Why does a forecast model contain thousands of lines of code? A forecast model will apply proportional values to input data. This does not take thousands of lines of code to do.
How Do Forecast Models Work?
Let us briefly discuss how a forecast model works.
A forecast model like the one developed by Ferguson would generally work like the following.
One would have a series of parameters that are applied to variables. So it might look like this.
- A = The size of a country’s population.
- B = The assumed transmissibility of the virus.
- C = The mortality per infected individual.
- D = The average population density of the country, which is then a factor adjusting transmissibility.

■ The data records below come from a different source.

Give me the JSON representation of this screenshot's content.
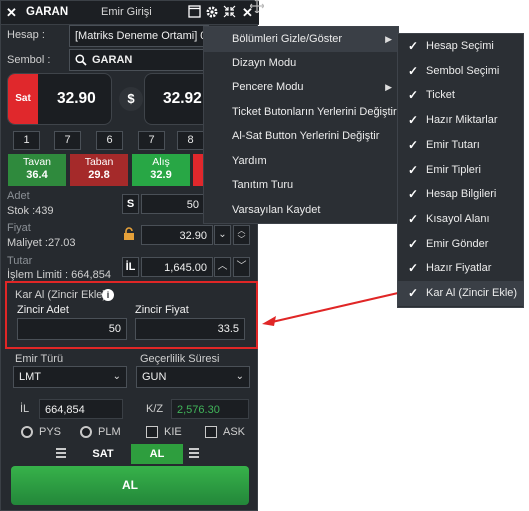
{
  "window": {
    "symbol": "GARAN",
    "title": "Emir Girişi"
  },
  "account": {
    "label": "Hesap :",
    "value": "[Matriks Deneme Ortami] 0-"
  },
  "symbol_row": {
    "label": "Sembol :",
    "value": "GARAN"
  },
  "prices": {
    "sell_label": "Sat",
    "sell_price": "32.90",
    "buy_price": "32.92"
  },
  "quantities": [
    "1",
    "7",
    "6",
    "7",
    "8"
  ],
  "limits": {
    "tavan_label": "Tavan",
    "tavan_value": "36.4",
    "taban_label": "Taban",
    "taban_value": "29.8",
    "alis_label": "Alış",
    "alis_value": "32.9"
  },
  "order": {
    "adet_label": "Adet",
    "stok_label": "Stok :439",
    "s_label": "S",
    "adet_value": "50",
    "fiyat_label": "Fiyat",
    "maliyet_label": "Maliyet :27.03",
    "fiyat_value": "32.90",
    "tutar_label": "Tutar",
    "islem_limiti_label": "İşlem Limiti : 664,854",
    "il_label": "İL",
    "tutar_value": "1,645.00"
  },
  "kar_al": {
    "title": "Kar Al (Zincir Ekle)",
    "adet_label": "Zincir Adet",
    "adet_value": "50",
    "fiyat_label": "Zincir Fiyat",
    "fiyat_value": "33.5"
  },
  "emir_turu": {
    "label": "Emir Türü",
    "value": "LMT"
  },
  "gecerlilik": {
    "label": "Geçerlilik Süresi",
    "value": "GUN"
  },
  "bottom": {
    "il_label": "İL",
    "il_value": "664,854",
    "kz_label": "K/Z",
    "kz_value": "2,576.30",
    "pys_label": "PYS",
    "plm_label": "PLM",
    "kie_label": "KIE",
    "ask_label": "ASK",
    "sat_tab": "SAT",
    "al_tab": "AL",
    "al_button": "AL"
  },
  "menu": {
    "items": [
      {
        "label": "Bölümleri Gizle/Göster",
        "submenu": true
      },
      {
        "label": "Dizayn Modu",
        "submenu": false
      },
      {
        "label": "Pencere Modu",
        "submenu": true
      },
      {
        "label": "Ticket Butonların Yerlerini Değiştir",
        "submenu": false
      },
      {
        "label": "Al-Sat Button Yerlerini Değiştir",
        "submenu": false
      },
      {
        "label": "Yardım",
        "submenu": false
      },
      {
        "label": "Tanıtım Turu",
        "submenu": false
      },
      {
        "label": "Varsayılan Kaydet",
        "submenu": false
      }
    ],
    "submenu_items": [
      "Hesap Seçimi",
      "Sembol Seçimi",
      "Ticket",
      "Hazır Miktarlar",
      "Emir Tutarı",
      "Emir Tipleri",
      "Hesap Bilgileri",
      "Kısayol Alanı",
      "Emir Gönder",
      "Hazır Fiyatlar",
      "Kar Al (Zincir Ekle)"
    ]
  },
  "colors": {
    "sell_red": "#e0282c",
    "tavan_green": "#2f8a3d",
    "taban_red": "#a52a2a",
    "alis_green": "#28a745",
    "al_button_green": "#2e9e3e",
    "annotation_red": "#e02626",
    "kz_green": "#41b45a"
  }
}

- E = The contagion period of the virus.
And then a host of other variables. These variables would then be multiplied by parameters. When the model is fed these variables, the variables are calculated in a probably lengthy formula, and then there would be an output, the estimated mortality. Some variables, like the country’s population, are established, while others, such as the virus’s transmissibility, are close to unknowns. The fact that a forecast model would have thousands of lines of code means that the model is overdone with complexity. Ferguson should have studied the work of many forecast experts, that more complex models do generally not beat simple models. Furthermore, no previous coronavirus (and covid is called COVID-19, as it is the 19th identified coronavirus) has had anything like the lethality predicted by Fergeson.
Furthermore, is this multi-thousand-line code forecast model documented? If so, where is that published? Does Nail Ferguson himself even know everything that is in this code?
I guess that he does not.
Furthermore, the code is not documented or very little written. I am not interested in reading the documentation of a multi-thousand-line code forecast model. That forecast model is bunk. I am better off starting from scratch because the forecast model designers have already violated a basic rule about understanding the forecast model. It is very well known in development circles that the code is poorly developed when there is a large amount of code for a straightforward problem.
Parameters of Inflection, Transmissibility, and Mortality
Another question is, what parameters did Ferguson use for both transmissibility and mortality? Because whatever he used was wildly exaggerated. It was known at the pandemic’s beginning that COVID was not very deadly.